Nesting in Natomas
Kings development threatens waterfowl rookery
By Cathryn Rakich
Unaware they are trespassing on land owned by the Sacramento Kings, hundreds of snowy egrets and black-crowned night herons have taken up residence in a deserted oasis on the north side of Sleep Train Arena.
From a chain-link fence surrounding the grassland, the birds can be seen gliding among cement slabs and rebar, the foundation for a baseball stadium project led by Greg Lukenbill in the late 1980s that never came to fruition.
Because of the high water table in North Natomas, the excavated stadium filled in over the years with a pond, trees and other foliage, creating an inviting wetland habitat.
This is nesting season—April to August—for the long-legged waterfowl who have set up a rookery for their young at the defunct site. As many as 500 nests are safely perched high within a 5-acre grove of cottonwood trees and the “Sleep Train Arena Pond” of this still undeveloped piece of land.
“Still undeveloped” is the key phrase here.
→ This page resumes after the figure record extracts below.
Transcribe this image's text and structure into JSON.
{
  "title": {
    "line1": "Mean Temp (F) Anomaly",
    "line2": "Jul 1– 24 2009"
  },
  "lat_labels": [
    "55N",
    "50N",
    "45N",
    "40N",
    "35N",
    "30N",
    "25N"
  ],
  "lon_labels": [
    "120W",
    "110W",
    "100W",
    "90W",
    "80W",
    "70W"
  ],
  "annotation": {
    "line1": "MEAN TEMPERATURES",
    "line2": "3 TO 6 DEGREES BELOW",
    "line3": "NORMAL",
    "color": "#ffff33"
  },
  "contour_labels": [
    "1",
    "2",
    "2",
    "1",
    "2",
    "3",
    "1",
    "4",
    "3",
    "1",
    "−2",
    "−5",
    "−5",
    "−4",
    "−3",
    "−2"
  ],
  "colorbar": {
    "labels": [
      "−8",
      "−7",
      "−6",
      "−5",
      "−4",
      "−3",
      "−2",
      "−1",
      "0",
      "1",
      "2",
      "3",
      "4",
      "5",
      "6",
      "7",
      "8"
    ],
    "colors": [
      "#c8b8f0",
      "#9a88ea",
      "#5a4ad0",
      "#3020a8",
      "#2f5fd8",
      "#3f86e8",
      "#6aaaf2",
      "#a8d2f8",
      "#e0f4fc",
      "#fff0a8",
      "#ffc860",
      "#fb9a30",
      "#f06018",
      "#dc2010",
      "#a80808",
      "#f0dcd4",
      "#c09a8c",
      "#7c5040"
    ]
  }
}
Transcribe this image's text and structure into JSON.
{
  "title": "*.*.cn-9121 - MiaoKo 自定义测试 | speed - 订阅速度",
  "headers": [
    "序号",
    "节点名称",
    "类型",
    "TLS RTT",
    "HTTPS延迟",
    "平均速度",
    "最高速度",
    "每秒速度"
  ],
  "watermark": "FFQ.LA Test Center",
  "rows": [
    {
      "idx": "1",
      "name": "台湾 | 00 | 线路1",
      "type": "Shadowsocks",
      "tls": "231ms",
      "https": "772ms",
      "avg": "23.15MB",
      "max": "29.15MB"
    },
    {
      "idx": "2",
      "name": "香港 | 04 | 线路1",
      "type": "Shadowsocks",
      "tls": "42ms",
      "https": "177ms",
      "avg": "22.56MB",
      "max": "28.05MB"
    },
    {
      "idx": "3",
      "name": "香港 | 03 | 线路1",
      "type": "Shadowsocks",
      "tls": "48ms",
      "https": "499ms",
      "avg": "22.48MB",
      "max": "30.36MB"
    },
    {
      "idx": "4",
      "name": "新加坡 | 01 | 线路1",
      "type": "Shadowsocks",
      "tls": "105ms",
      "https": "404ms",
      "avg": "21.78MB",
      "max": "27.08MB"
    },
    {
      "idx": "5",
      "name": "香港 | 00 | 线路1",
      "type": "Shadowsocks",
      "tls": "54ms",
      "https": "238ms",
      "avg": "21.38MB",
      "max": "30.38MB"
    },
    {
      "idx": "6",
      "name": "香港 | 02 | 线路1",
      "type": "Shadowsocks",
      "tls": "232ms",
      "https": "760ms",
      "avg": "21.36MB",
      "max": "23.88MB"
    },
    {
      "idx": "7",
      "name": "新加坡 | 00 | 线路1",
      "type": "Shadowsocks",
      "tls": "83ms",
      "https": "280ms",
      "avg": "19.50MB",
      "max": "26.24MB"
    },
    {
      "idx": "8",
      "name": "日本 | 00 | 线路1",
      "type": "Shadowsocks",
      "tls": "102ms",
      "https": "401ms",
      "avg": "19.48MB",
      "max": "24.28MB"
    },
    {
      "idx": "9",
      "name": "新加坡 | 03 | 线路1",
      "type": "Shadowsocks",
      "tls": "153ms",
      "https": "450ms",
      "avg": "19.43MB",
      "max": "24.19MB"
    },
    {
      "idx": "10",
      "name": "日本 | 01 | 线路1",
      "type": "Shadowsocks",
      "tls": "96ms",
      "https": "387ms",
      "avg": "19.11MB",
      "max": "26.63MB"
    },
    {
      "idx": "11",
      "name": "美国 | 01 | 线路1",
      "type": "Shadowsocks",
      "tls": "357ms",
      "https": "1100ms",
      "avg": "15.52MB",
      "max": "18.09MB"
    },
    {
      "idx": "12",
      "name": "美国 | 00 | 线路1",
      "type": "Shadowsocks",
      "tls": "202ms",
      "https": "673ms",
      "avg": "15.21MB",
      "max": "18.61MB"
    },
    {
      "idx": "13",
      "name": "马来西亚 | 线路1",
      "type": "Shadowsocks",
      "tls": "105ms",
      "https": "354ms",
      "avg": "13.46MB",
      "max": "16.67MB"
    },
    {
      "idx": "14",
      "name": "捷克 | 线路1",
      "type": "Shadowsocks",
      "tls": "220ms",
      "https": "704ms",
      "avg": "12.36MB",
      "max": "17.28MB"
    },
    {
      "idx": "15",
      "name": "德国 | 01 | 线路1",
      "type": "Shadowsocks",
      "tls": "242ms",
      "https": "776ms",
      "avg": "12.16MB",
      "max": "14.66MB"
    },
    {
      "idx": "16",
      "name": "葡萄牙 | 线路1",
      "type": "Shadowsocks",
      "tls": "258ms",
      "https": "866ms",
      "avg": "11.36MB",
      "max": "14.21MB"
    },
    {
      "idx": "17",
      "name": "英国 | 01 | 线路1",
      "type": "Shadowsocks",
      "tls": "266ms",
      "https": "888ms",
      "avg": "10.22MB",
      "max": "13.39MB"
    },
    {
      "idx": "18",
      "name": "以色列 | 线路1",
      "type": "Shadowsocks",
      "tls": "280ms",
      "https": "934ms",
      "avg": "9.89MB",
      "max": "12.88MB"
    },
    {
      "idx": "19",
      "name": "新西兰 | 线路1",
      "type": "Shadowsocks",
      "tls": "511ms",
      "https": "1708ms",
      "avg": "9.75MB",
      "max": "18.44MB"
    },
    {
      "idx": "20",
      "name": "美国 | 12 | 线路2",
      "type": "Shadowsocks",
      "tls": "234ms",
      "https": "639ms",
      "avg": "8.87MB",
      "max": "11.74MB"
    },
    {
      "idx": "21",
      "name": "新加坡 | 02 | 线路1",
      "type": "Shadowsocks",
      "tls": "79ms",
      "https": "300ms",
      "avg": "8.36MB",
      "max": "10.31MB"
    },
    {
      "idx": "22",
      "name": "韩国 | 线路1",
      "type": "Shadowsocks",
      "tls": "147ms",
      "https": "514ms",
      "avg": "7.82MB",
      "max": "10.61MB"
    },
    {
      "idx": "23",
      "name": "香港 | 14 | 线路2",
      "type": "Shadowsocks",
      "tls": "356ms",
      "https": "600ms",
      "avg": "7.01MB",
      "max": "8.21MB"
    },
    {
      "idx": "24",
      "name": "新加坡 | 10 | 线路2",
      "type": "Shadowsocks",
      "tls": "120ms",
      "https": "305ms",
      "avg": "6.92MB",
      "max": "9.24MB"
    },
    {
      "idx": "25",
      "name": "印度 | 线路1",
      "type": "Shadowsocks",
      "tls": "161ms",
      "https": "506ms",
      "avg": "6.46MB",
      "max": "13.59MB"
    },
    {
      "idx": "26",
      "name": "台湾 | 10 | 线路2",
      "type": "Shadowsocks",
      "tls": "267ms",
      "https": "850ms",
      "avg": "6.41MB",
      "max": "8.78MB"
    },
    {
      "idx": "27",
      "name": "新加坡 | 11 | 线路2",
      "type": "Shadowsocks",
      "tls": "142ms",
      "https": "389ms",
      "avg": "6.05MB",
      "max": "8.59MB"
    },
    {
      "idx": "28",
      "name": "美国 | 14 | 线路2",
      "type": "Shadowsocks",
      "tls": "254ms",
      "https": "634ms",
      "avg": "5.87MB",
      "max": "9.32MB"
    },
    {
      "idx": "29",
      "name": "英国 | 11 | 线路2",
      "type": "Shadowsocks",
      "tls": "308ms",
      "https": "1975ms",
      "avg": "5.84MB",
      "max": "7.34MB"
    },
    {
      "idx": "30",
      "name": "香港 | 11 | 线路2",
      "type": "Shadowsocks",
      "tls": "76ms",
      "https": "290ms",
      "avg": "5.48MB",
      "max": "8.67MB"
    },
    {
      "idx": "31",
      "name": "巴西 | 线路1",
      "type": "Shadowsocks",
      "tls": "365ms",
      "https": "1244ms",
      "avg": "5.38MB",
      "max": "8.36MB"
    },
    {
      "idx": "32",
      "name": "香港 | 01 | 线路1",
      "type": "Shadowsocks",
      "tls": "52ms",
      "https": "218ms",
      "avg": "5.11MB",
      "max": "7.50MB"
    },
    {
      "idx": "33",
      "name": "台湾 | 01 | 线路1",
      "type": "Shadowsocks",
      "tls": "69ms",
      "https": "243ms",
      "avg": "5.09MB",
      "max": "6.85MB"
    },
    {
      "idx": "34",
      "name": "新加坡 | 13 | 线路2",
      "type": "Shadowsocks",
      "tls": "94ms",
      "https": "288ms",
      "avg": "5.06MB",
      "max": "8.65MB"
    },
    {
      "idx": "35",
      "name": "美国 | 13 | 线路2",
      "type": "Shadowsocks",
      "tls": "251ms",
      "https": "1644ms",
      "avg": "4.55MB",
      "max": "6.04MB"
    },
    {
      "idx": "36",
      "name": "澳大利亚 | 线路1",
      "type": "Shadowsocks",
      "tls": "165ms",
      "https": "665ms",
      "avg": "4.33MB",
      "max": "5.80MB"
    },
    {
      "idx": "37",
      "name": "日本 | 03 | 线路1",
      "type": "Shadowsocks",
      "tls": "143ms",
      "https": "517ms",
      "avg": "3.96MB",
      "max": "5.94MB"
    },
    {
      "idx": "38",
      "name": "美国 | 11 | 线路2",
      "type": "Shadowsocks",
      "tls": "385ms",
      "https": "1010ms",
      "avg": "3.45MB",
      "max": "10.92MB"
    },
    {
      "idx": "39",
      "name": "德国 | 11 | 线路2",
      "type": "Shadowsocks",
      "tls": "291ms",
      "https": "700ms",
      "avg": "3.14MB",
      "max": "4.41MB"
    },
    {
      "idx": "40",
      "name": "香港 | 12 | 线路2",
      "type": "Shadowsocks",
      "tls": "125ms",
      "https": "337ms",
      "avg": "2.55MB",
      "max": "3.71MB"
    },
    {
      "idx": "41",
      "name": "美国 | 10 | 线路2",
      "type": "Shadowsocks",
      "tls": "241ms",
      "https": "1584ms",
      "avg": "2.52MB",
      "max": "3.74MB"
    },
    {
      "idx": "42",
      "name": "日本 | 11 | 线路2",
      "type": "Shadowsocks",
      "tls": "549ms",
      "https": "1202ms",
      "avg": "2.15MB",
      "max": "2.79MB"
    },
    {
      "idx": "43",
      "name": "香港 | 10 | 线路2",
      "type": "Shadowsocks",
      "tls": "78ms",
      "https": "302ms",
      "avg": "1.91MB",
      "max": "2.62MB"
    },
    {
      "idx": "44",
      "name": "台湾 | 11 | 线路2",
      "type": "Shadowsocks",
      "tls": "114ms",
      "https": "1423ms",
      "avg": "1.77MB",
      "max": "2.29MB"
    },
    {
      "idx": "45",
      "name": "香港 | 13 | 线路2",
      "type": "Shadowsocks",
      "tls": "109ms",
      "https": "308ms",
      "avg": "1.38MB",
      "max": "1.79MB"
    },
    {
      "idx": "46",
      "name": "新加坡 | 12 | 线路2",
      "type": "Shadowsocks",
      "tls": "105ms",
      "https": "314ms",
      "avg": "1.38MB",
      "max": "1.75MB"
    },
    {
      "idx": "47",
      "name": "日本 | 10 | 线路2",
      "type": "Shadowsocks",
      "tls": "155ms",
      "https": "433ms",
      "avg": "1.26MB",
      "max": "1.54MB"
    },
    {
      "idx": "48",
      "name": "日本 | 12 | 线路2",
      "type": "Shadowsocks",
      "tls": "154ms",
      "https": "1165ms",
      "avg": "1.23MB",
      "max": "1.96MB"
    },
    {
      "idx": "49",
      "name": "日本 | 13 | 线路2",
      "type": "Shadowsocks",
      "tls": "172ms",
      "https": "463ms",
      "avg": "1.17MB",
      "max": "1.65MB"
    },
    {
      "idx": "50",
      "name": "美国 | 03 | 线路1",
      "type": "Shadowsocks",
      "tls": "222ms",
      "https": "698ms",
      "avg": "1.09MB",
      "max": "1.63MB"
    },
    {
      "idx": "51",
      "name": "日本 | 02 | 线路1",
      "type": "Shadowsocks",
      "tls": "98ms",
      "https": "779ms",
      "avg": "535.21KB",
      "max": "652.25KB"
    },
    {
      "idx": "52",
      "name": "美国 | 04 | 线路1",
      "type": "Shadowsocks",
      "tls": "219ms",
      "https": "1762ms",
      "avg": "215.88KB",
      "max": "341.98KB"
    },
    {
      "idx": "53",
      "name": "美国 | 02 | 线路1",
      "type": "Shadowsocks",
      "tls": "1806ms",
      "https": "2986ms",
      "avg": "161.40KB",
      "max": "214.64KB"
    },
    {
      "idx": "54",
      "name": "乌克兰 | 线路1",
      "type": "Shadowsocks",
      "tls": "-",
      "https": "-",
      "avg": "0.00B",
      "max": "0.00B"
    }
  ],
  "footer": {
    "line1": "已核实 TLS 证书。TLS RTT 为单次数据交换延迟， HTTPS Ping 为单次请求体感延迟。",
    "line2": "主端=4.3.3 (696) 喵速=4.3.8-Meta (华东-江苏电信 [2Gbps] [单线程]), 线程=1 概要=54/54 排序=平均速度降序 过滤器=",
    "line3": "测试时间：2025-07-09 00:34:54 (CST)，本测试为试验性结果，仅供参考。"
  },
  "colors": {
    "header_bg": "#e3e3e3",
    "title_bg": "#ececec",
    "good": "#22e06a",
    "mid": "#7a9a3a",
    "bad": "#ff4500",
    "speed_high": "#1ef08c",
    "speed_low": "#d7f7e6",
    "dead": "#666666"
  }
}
This past October, the Kings presented a draft report to the Sacramento City Council outlining a vision to turn 183 acres, including the site of Sleep Train Arena, into a mixed-use residential and commercial development.
The 70-page “Natomas Arena Reuse Planned Unit Development” report makes no mention of the pond or rookery.
“The threat to these birds is that they plan to develop the area,” says Christy Berger, president of Sacramento Heron and Egret Rescue. “The document that was released for the rezoning, what they showed, what they envision for the development, didn’t mention the pond at all.”
SHER is partnering with the Environmental Council of Sacramento and Habitat 2020 to work with the city on a design that would incorporate the Sleep Train Arena Pond into the Kings’ vision for the area.
“The ideas presented in the PUD completely ignore that there is a fully functioning aquatic resource (the Sleep Train Arena pond) in the Plan area that is currently providing habitat and nesting opportunities for hundreds of Waterfowl,” states SHER, ECOS and Habitat 2020 in a joint letter to the city.
If incorporated into the plan, “The pond would provide the area with a nature viewing experience that would serve as a recreational and educational opportunity,” the letter notes.
Berger co-founded SHER in 2015 while volunteering for the Sacramento Wildlife Care Association. “A lady who lived in an apartment complex in south Natomas was bringing us birds every single day—baby herons and egrets,” Berger says. “She was at her wits end because there were all these injured and dead birds.”
The chicks were falling out of the trees onto the cement, getting hit by cars, and suffering broken bones and abuse. “One day, she brought in a baby that had a stick jabbed into its back,” Berger recalls. “That’s what made us say, ‘OK, we have to do something.’
“We organized a group of volunteers to go out every day and pick up the injured babies—the ones that were too little to survive,” and move them to a rescue facility.
When nesting season was over, the apartment complex cut back the trees to discourage the birds from returning—an example of what could happen if the birds nesting at the Sleep Train Arena Pond are forced elsewhere.
“If this pond is eliminated, the over 1,000 herons and egrets that nest from April to August each year would very likely move to the surrounding neighborhoods to roost and nest, creating issues for residents and businesses,” states the joint letter. “This would also result in hundreds of injured baby birds each year that would greatly strain local wildlife rescues, which are doing the work that our local shelters would otherwise be dealing with.”
When the birds at the Natomas apartment complex were forced to go elsewhere, Berger, who works in the area, was on the lookout for where they might relocate. While out driving, she sighted a number of egrets flying overhead and followed them.
“Low and behold—they flew right toward Sleep Train Arena,” Berger says.
But it was difficult to see past the no-trespassing fence in the parking lot. “I needed someone with a drone to get footage.” Using the video footage and Google Maps, she discovered more than dry grass and bushes. “So many birds—it was just stunning,” she says.
By the end of December, the city had received more than 260 public comments on the Kings’ draft development plan, reports Berger. After reviewing the comments and making changes, the Kings are expected to release a final project plan this summer. The next step will be an environmental impact report.
Habitat 2020, which is the conservation committee of ECOS, is guiding SHER through the process with the city. “They are also helping with this next phase, the environmental impact review,” Berger says.
The arena pond is in city Councilmember Angelique Ashby’s district. “It is important that any proposal to redevelop the arena address the promises made to the community, as well as any habitat conservation that may need to be done,” Ashby says.
In addition to the commercial and residential development, there is talk about the Sacramento Zoo relocating to the area, which wouldn’t be all bad, according to Berger. “They wouldn’t be the first zoo to do that,” she says. There are two zoos—Smithsonian’s National Zoo in Washington, D.C., and Lincoln Park Zoo in Chicago—that have active heron nesting sites.